Seidelman mentioned this may be a good time for students to look at more education opportunities like graduate school. However, he acknowledges this could present issues like accumulating more student debt.
“I’m hopeful that one of the things that comes out of all of this is another significant progressive agenda like we saw with the New Deal in the 1930s,” Seidelman said. “Hopefully people are going to wake up to how important it is to reconsider the fact that healthcare is accessible to everyone in this country.”
Seidelman said it would be detrimental to defund and deregulate healthcare and other aid to Americans.

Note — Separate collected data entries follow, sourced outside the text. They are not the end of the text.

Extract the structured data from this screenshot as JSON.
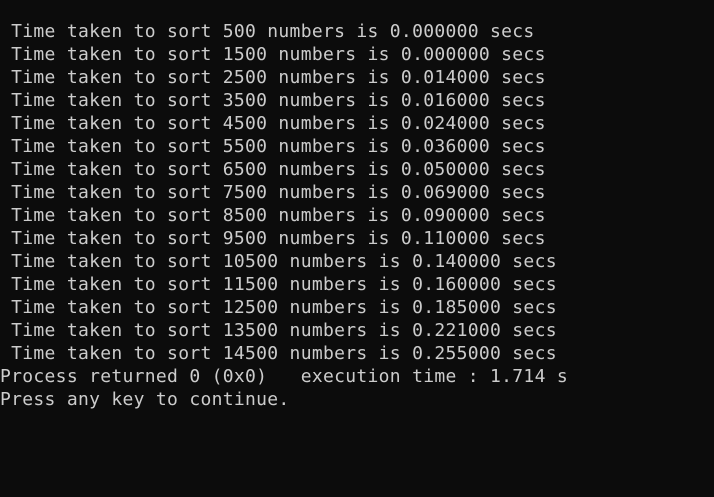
{
  "console": {
    "lines": [
      " Time taken to sort 500 numbers is 0.000000 secs",
      " Time taken to sort 1500 numbers is 0.000000 secs",
      " Time taken to sort 2500 numbers is 0.014000 secs",
      " Time taken to sort 3500 numbers is 0.016000 secs",
      " Time taken to sort 4500 numbers is 0.024000 secs",
      " Time taken to sort 5500 numbers is 0.036000 secs",
      " Time taken to sort 6500 numbers is 0.050000 secs",
      " Time taken to sort 7500 numbers is 0.069000 secs",
      " Time taken to sort 8500 numbers is 0.090000 secs",
      " Time taken to sort 9500 numbers is 0.110000 secs",
      " Time taken to sort 10500 numbers is 0.140000 secs",
      " Time taken to sort 11500 numbers is 0.160000 secs",
      " Time taken to sort 12500 numbers is 0.185000 secs",
      " Time taken to sort 13500 numbers is 0.221000 secs",
      " Time taken to sort 14500 numbers is 0.255000 secs",
      "Process returned 0 (0x0)   execution time : 1.714 s",
      "Press any key to continue."
    ],
    "colors": {
      "background": "#0c0c0c",
      "text": "#cccccc"
    }
  }
}
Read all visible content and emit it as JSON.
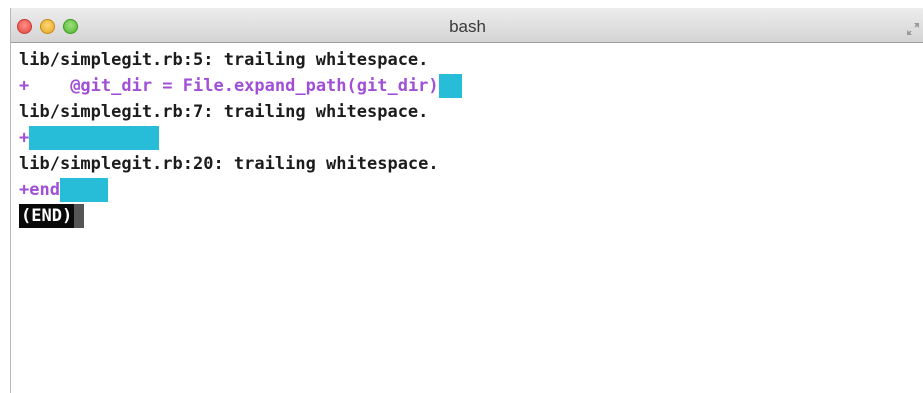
{
  "window": {
    "title": "bash"
  },
  "terminal": {
    "lines": [
      {
        "text": "lib/simplegit.rb:5: trailing whitespace."
      },
      {
        "plus": "+",
        "code": "    @git_dir = File.expand_path(git_dir)"
      },
      {
        "text": "lib/simplegit.rb:7: trailing whitespace."
      },
      {
        "plus": "+"
      },
      {
        "text": "lib/simplegit.rb:20: trailing whitespace."
      },
      {
        "code": "+end"
      }
    ],
    "pager_prompt": "(END)"
  },
  "colors": {
    "added_text": "#a04fd6",
    "whitespace_highlight": "#27bdd8",
    "pager_background": "#0a0a0a"
  },
  "icons": {
    "titlebar_right": "fullscreen-arrows-icon"
  }
}
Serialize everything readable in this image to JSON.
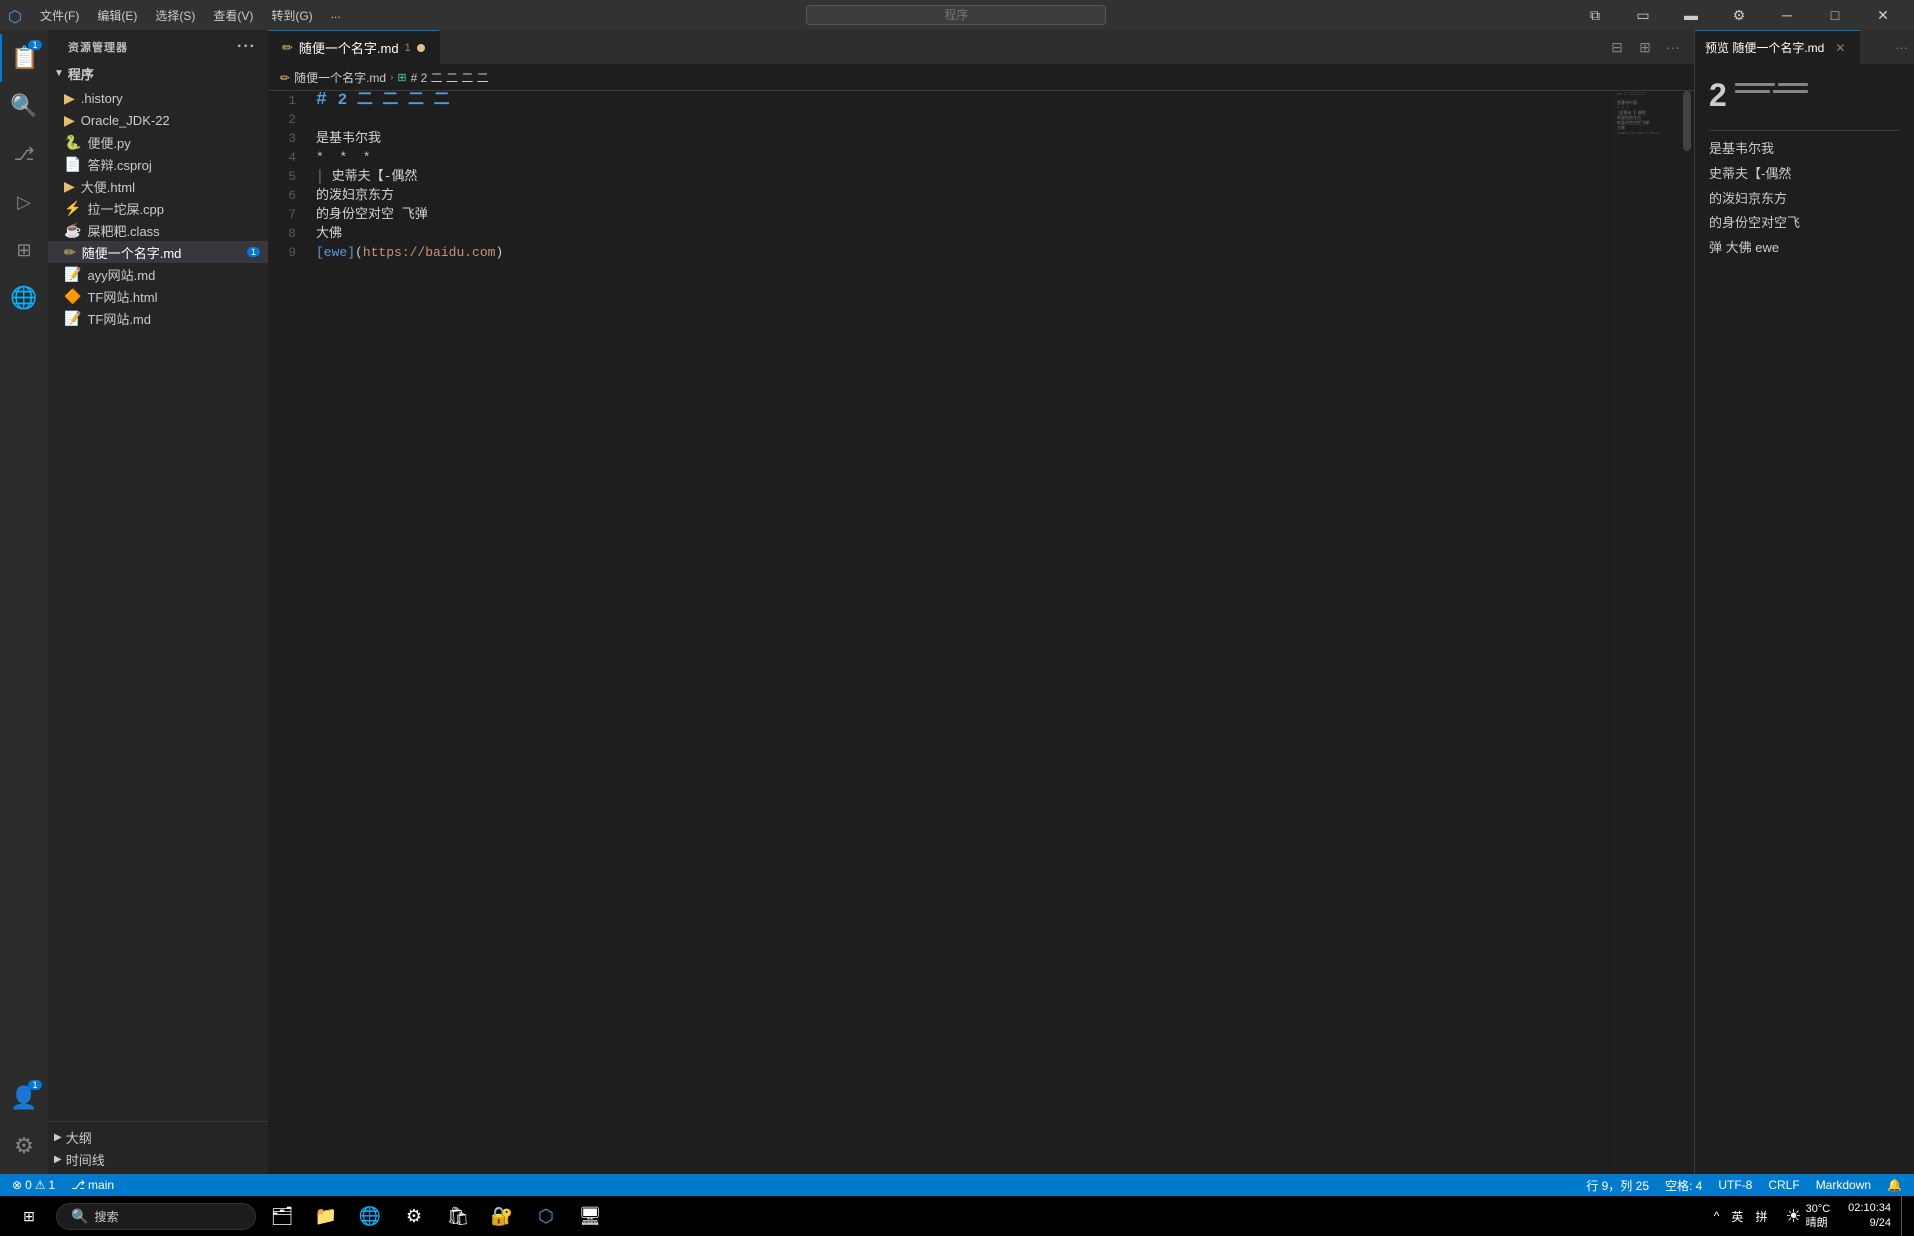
{
  "titlebar": {
    "menu_items": [
      "文件(F)",
      "编辑(E)",
      "选择(S)",
      "查看(V)",
      "转到(G)",
      "..."
    ],
    "search_placeholder": "程序",
    "title": "随便一个名字.md"
  },
  "activity_bar": {
    "items": [
      {
        "icon": "📁",
        "name": "explorer",
        "label": "资源管理器",
        "active": true,
        "badge": "1"
      },
      {
        "icon": "🔍",
        "name": "search",
        "label": "搜索"
      },
      {
        "icon": "⎇",
        "name": "source-control",
        "label": "源代码管理"
      },
      {
        "icon": "▷",
        "name": "run",
        "label": "运行和调试"
      },
      {
        "icon": "⊞",
        "name": "extensions",
        "label": "扩展"
      },
      {
        "icon": "🌐",
        "name": "remote",
        "label": "远程"
      }
    ],
    "bottom": [
      {
        "icon": "👤",
        "name": "accounts",
        "label": "账户",
        "badge": "1"
      },
      {
        "icon": "⚙",
        "name": "settings",
        "label": "设置"
      }
    ]
  },
  "sidebar": {
    "title": "资源管理器",
    "section": "程序",
    "files": [
      {
        "name": ".history",
        "icon": "▶",
        "type": "folder",
        "indent": 1
      },
      {
        "name": "Oracle_JDK-22",
        "icon": "▶",
        "type": "folder",
        "indent": 1
      },
      {
        "name": "便便.py",
        "icon": "🐍",
        "type": "file",
        "indent": 1,
        "color": "#4ec9b0"
      },
      {
        "name": "答辩.csproj",
        "icon": "📄",
        "type": "file",
        "indent": 1,
        "color": "#f0e68c"
      },
      {
        "name": "大便.html",
        "icon": "▶",
        "type": "folder-file",
        "indent": 1
      },
      {
        "name": "拉一坨屎.cpp",
        "icon": "⚡",
        "type": "file",
        "indent": 1
      },
      {
        "name": "屎粑粑.class",
        "icon": "☕",
        "type": "file",
        "indent": 1
      },
      {
        "name": "随便一个名字.md",
        "icon": "✏",
        "type": "file",
        "indent": 1,
        "active": true,
        "badge": "1"
      },
      {
        "name": "ayy网站.md",
        "icon": "📝",
        "type": "file",
        "indent": 1
      },
      {
        "name": "TF网站.html",
        "icon": "🔶",
        "type": "file",
        "indent": 1
      },
      {
        "name": "TF网站.md",
        "icon": "📝",
        "type": "file",
        "indent": 1
      }
    ],
    "footer": [
      {
        "name": "大纲",
        "icon": "▶"
      },
      {
        "name": "时间线",
        "icon": "▶"
      }
    ]
  },
  "editor": {
    "tab_label": "随便一个名字.md",
    "tab_number": "1",
    "breadcrumbs": [
      "随便一个名字.md",
      "# 2 二 二 二 二"
    ],
    "lines": [
      {
        "num": 1,
        "content": "# 2 二 二 二 二",
        "type": "h2"
      },
      {
        "num": 2,
        "content": "",
        "type": "normal"
      },
      {
        "num": 3,
        "content": "是基韦尔我",
        "type": "normal"
      },
      {
        "num": 4,
        "content": "* * *",
        "type": "bold"
      },
      {
        "num": 5,
        "content": "│ 史蒂夫【-偶然",
        "type": "blockquote"
      },
      {
        "num": 6,
        "content": "的泼妇京东方",
        "type": "normal"
      },
      {
        "num": 7,
        "content": "的身份空对空 飞弹",
        "type": "normal"
      },
      {
        "num": 8,
        "content": "大佛",
        "type": "normal"
      },
      {
        "num": 9,
        "content": "[ewe](https://baidu.com)",
        "type": "link"
      }
    ],
    "cursor": {
      "line": 9,
      "col": 25
    },
    "encoding": "UTF-8",
    "line_ending": "CRLF",
    "language": "Markdown",
    "indent": "空格: 4",
    "position": "行 9，列 25"
  },
  "preview": {
    "tab_label": "预览 随便一个名字.md",
    "h2_num": "2",
    "h2_lines": [
      40,
      30,
      20,
      25
    ],
    "body_lines": [
      "是基韦尔我",
      "",
      "史蒂夫【-偶然",
      "的泼妇京东方",
      "的身份空对空飞",
      "弹 大佛 ewe"
    ]
  },
  "status_bar": {
    "errors": "0",
    "warnings": "1",
    "branch": "main",
    "position": "行 9，列 25",
    "indent": "空格: 4",
    "encoding": "UTF-8",
    "line_ending": "CRLF",
    "language": "Markdown",
    "notification_icon": "🔔"
  },
  "taskbar": {
    "start_icon": "⊞",
    "search_placeholder": "搜索",
    "tray_icons": [
      "^",
      "英",
      "拼"
    ],
    "weather": "30°C",
    "weather_label": "晴朗",
    "clock_time": "02:10:34",
    "clock_date": "9/24"
  }
}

Along with hopes of relief for student debt, Seidelman also urges students to save every bit of money that they can.
“Unfortunately, that’s just exactly the opposite in terms of what helps the macroeconomy,” Seidelman said.
However, Seidelman said he believes there will be a larger fiscal response than what he saw in the Great Recession that should help the economy rebuild faster.
In the coming months, students will surely be affected by the current global pandemic — but it’s clear they will have support from Westminster.